NORTH NEWTON, KAN. - Laurence A. Marschall, recognized for his work in astronomy education and the use of computers in astronomy, will speak Feb. 6 and 7 at Bethel College in North Newton. He will present three lectures. The first program, "ExtraSolar Planets," is set for 11 a.m., Thursday, Feb. 6 in room 121, Krehbiel Science Center. "The Search for Killer Asteroids" is planned for 7:30 p.m., Thursday, Feb. 6 in the Administration Building Chapel. Marschall will present the final lecture, "Measuring the Age of the Universe," during convocation at 10 a.m., Friday, Feb. 7 in Krehbiel Auditorium, Fine Arts Center. Admission to the lectures is free and open to the public.
"Dr. Marschall is an outstanding astronomy researcher and teacher with years of experience with telescopes. He will be an invaluable resource for us at Bethel as we continue to adjust and plan uses for our own 16-inch reflector. We are also delighted that he can visit Bethel during the inaugural year of the Mabee Observatory and Krehbiel Science Center," says Don Lemons, professor of physics at Bethel College.
Marschall is on the faculty of Gettysburg (Pa.) College where he teaches courses in astronomy, physics, and science writing. Educated at Cornell University and the University of Chicago, he joined the Gettysburg faculty in 1971.
Marschall’s areas of research include studies of binary stars, very young stars, supernovas and asteroids. He is known among astronomers for his work in astronomy education, both in promoting the use of electronic cameras for undergraduate research at small observatories, and in directing Project CLEA (Contemporary Laboratory Experiences in Astronomy) which develops innovative computer exercises in astronomy.
Project CLEA exercises are used by students in all 50 states and 50 countries and have twice been awarded national prizes for educational software. Besides his teaching and research, Marschall is an active science popularizer. For 17 years he was a contributing editor to the award-winning popular magazine The Sciences.
He was editor of a quarterly magazine for amateur astronomers and is a contributing editor of Smithsonian Air and Space. He contributes annual astronomy updates to The World Book Encyclopedia.
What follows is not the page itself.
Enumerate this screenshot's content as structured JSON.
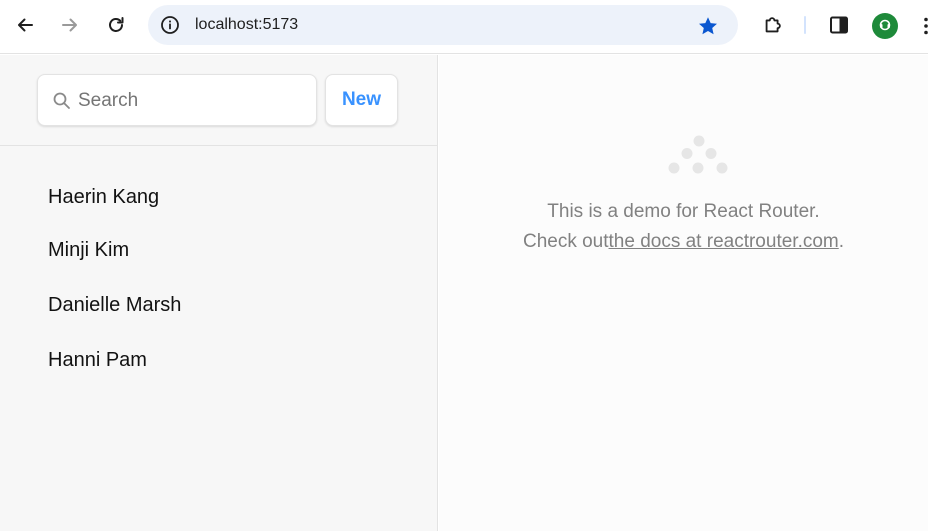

His book "The Supernova Story" (Princeton Science Library, 1994) has been widely praised for its readability and appeal to the general reader. In addition to more than 40 articles in professional journals, Marschall has written dozens of popular science articles and reviews for publications such as Sky and Telescope, Astronomy, Harper’s, Newsday and The New York Times Book Review.
Marschall’s visit is sponsored jointly by Bethel College and the Shapley Endowment Fund of the American Astronomical Society.